The Journal of toxicological sciences

Inflammatory reaction regulated by microglia plays a role in atrazine-induced dopaminergic neuron degeneration in the substantia nigra.

PMID 26165640


Atrazine (ATR) is a widely used herbicide, although it is potentially ecotoxic. Increasing evidence indicates that ATR plays a critical role in inducing physiological changes to the endocrine and reproductive systems, and further may affect the nigrostriatal dopaminergic system in the diencephalon, resulting in altered dopamine (DA) levels in the striatum, transport and storage-related protein abnormalities in the synaptic terminals, motor function deficits, and degeneration of DA neurons in the substantia nigra (SN).
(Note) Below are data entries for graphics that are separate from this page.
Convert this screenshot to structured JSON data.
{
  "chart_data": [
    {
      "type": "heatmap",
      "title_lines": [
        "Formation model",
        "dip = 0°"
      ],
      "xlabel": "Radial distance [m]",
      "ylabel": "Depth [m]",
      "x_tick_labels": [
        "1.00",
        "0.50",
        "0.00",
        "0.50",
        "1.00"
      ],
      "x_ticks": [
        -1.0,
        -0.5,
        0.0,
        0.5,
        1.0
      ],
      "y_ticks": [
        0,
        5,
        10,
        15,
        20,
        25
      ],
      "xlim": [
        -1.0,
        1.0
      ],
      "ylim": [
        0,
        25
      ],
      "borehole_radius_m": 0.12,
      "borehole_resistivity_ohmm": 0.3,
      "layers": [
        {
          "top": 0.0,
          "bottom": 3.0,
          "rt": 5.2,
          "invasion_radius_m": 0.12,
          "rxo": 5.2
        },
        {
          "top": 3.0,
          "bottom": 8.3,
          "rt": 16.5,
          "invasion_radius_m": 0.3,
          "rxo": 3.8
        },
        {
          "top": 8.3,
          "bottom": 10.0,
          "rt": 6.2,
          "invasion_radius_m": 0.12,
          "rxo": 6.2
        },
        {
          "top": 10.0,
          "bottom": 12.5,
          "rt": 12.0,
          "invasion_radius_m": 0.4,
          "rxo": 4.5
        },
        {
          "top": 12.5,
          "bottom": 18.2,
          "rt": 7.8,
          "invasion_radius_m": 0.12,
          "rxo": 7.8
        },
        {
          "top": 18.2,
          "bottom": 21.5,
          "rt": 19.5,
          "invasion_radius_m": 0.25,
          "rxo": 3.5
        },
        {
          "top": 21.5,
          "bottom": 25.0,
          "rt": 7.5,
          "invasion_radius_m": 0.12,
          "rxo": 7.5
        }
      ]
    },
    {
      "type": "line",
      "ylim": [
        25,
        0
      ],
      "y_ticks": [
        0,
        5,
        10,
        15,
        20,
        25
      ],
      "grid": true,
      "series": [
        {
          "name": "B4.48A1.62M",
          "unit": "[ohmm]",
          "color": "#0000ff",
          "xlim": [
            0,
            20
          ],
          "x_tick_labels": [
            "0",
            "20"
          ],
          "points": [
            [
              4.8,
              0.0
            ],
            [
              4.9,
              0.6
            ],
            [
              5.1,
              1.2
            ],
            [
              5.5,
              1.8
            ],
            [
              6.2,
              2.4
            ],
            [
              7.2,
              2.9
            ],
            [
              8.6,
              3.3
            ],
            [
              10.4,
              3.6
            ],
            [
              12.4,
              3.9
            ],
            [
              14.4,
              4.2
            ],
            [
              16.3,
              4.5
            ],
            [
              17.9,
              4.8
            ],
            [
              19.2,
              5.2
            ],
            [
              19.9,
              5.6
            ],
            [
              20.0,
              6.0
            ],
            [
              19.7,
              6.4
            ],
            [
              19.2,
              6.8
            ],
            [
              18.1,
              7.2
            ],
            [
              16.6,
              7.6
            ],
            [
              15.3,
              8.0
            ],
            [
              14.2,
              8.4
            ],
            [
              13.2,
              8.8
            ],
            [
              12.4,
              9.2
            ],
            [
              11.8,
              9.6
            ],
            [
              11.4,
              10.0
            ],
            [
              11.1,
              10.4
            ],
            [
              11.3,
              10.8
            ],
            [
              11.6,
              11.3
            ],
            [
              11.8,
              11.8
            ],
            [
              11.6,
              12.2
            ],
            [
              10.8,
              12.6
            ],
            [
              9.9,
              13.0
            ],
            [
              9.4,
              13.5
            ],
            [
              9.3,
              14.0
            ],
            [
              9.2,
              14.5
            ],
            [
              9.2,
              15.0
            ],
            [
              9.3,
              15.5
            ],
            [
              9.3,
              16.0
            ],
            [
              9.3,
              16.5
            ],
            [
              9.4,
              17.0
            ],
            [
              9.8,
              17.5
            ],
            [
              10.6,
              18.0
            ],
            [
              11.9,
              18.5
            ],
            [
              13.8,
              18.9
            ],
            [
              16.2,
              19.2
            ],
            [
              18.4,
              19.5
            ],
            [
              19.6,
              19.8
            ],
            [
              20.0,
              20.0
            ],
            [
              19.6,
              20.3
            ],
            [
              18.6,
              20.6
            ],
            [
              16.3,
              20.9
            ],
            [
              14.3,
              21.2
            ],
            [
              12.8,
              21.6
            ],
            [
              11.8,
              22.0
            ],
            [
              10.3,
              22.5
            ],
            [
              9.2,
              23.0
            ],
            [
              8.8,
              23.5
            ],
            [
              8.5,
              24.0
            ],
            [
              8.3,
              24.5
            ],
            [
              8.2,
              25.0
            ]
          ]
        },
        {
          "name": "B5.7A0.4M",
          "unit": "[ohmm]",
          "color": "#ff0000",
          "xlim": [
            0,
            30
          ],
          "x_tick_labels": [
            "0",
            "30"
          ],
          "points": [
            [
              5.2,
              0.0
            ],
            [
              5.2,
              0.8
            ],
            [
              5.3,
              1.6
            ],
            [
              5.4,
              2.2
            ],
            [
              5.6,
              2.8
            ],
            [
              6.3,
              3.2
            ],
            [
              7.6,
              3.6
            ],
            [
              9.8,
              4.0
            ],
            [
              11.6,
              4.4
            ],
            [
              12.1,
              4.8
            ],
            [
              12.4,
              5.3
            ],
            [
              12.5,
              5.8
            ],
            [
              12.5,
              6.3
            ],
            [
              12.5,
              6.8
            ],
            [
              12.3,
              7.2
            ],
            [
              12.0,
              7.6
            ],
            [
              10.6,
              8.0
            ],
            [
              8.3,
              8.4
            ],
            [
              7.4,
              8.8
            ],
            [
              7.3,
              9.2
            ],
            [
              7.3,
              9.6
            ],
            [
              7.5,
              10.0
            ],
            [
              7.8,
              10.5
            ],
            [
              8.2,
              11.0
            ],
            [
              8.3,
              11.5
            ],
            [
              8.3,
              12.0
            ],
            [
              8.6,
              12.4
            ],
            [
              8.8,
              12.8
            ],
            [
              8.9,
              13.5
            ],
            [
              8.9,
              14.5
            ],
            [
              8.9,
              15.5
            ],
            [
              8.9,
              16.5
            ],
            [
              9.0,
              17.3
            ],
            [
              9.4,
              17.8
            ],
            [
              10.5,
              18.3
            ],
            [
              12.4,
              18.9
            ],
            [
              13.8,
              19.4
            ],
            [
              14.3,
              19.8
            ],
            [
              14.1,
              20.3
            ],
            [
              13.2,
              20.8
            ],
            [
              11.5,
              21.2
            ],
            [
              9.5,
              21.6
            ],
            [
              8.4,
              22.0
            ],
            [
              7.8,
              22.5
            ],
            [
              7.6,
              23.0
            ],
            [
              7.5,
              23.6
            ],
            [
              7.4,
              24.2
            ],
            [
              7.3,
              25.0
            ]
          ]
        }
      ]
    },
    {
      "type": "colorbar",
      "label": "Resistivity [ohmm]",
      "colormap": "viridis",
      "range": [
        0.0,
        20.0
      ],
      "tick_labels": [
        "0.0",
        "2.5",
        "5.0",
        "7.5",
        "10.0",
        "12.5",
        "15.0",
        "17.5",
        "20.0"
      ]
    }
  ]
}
As the primary immunocytes in the central nervous system (CNS), microglial function to maintain the CNS microenvironment by preventing damage to healthy cells as well by regulating inflammatory responses. Several studies have demonstrated that microglial activation exerted an important effect on neuronal degeneration. In order to investigate dynamic changes of the microglial phenotype in the SN, rats received consecutive intraperitoneal injections of a vehicle or ATR at 25, 50, or 100 mg/kg body weight for a 14-day period and were then sacrificed at 1, 4, 7, or 14 days post-treatment, respectively. Here, we found that microglial activation by changes to phenotype emerged later in the low ATR exposure group than in the medium and high ATR exposure groups, and proliferating microglia were observed as well. Moreover, as two major inflammatory cytokines, expression of tumor necrosis factor α and interleukin-1β, emerged earlier post-ATR exposure, and a significant upregulation was observed in the medium and high ATR exposure groups. These results suggested that inflammatory reactions regulated by microglia occurred in a dose- and time-dependent manner, which may explain the severe DA neuron degeneration with the phagocytic phenotype of microglia in the SN that emerged earlier in the medium and high ATR exposure groups than in the low ATR exposure group. Taken together, our findings suggest that microglial activation might be involved in the dose- and time-dependent ATR-induced DA neuron degeneration in the SN.